Having time-tracking software that captures screenshots of your virtual assistant’s work will give you additional peace of mind as they begin working for you. We have our own proprietary software to track what our virtual assistants do, and both our clients and the virtual employees love using it.

Step 4: Define Measurable Outcomes For Your Virtual Assistant

Traditional job descriptions have their place, but they can be a bit dangerous too. When you invest in a virtual assistant, you want to feel the impact of their work, and you should let them know exactly what you want that to look like.

For example, it’s much more powerful to give an assistant the goal of “increase our company’s referrals by 10%” than to tell them, “Call all our clients and ask for referrals.” The first is a measurable outcome, while the second is merely an assigned task. Outcomes are much more empowering and productive for everyone involved.

Your outcomes for your virtual assistants should aim to achieve one of two things: save you time or generate more revenue. For example, it may be that you need more people on the phones, which will grow revenue. Or, you may need someone to save you time, so you can step into a CEO role while others take on more of the minutiae of day-to-day operations.

Whether time or revenue is the outcome you are looking for, remember that what you do not measure, you do not improve. For example, one of our clients in the Northwest, John, has a two-million-dollar real-estate business. Yet, when we consulted with him about becoming more productive, we learned that none of his employees were on a centralized phone system. Some used landlines, some cell phones, and some used services like Mojo Dialer. As such, he had no way to measure the time his employees spent on the phone. Once we put a centralized system in place for him that emphasized time accountability, he was amazed at the growth and efficiency his team achieved.

Step 5: Remember That Your Money Is Well Invested

One of the biggest mistakes an entrepreneur can make is fretting about the cost of hiring a virtual employee. If you think of hiring someone as an expense rather than an investment, it might be tempting to put it off and continue doing all the work yourself.

As any top-performing business owner can tell you, however, having an assistant provides a return on investment of at least three to one.

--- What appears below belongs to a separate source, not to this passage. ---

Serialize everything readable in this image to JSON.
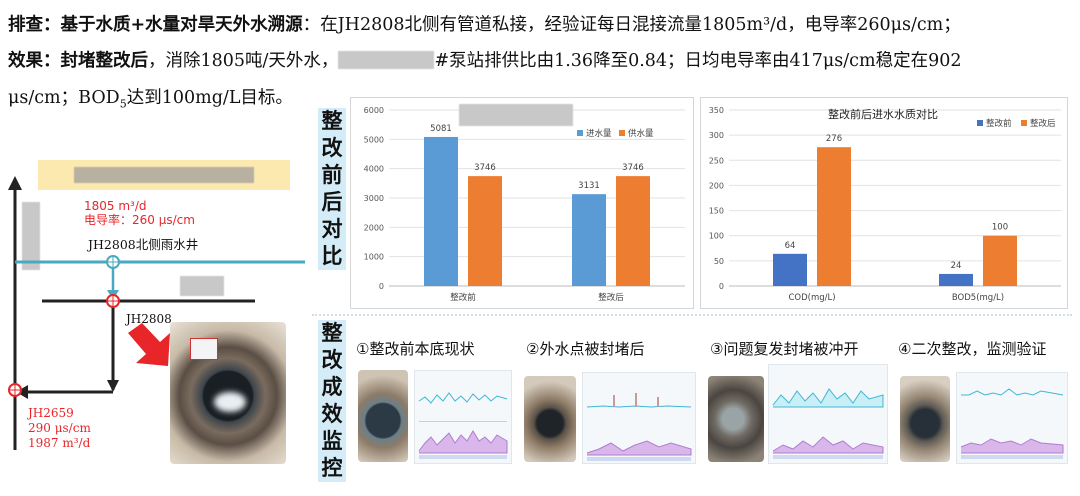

In our globally connected age, we have the additional benefit of leveraging the principle of currency arbitrage to reduce the cost of hiring an assistant. The difference in our currency compared to a country like the Philippines means that it is possible to hire someone in another country to increase your productivity at a reasonable cost and still know that you are paying that person handsomely.

At our company, MyOutDesk, the average cost of a virtual assistant to businesses is $21,000 per year. The cost of the average traditional employee in the United States is $76,000. That’s a savings of more than $50,000 per employee! In 2018 alone, we saved businesses $55 million this way.

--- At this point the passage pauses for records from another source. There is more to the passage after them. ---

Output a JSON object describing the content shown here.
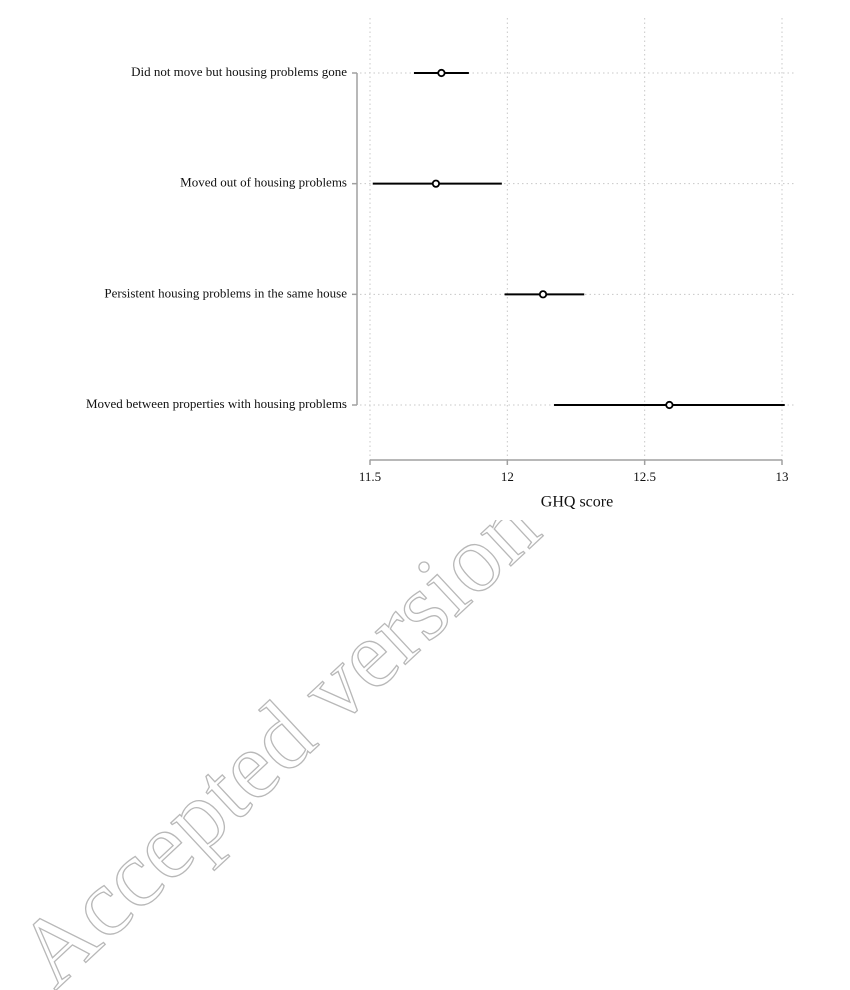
{
  "chart_data": {
    "type": "dotwhisker",
    "categories": [
      "Did not move but housing problems gone",
      "Moved out of housing problems",
      "Persistent housing problems in the same house",
      "Moved between properties with housing problems"
    ],
    "values": [
      11.76,
      11.74,
      12.13,
      12.59
    ],
    "lower": [
      11.66,
      11.51,
      11.99,
      12.17
    ],
    "upper": [
      11.86,
      11.98,
      12.28,
      13.01
    ],
    "color": "#000000",
    "xlabel": "GHQ score",
    "xlim": [
      11.5,
      13
    ],
    "xticks": [
      11.5,
      12,
      12.5,
      13
    ],
    "grid": true,
    "watermark": "Accepted version"
  }
}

Although we would love to say we’ve cracked a big secret about the global talent market, this is something all large, successful companies are in on. As you can see from the chart below, America’s biggest companies employ more global talent than you might think.

Step 6: Remember That Your Time Is Well Invested Too

Another worry that you might have as an entrepreneur might is that training a virtual assistant in their business will be so laborious and time-consuming that it won’t be worth the trouble. You might think it would be faster and easier to do the work yourself.

That couldn’t be further from the truth. So take a look at the long game.

We frequently see what we call the 30X rule come into play. For example, it may take you 30 hours to administer the right training before your virtual assistant can do their first independent hour of work for you. But once you do, you will see a 733% return on that time investment.

Albert Einstein is said to have referred to compound interest as the eighth wonder of the world, saying, “He who understands it, earns it. He who doesn’t… pays it.” We use that concept to describe what we think of as “compound leverage.” Once you have given a task away to a virtual professional and properly trained them, you are going to get that time back forever.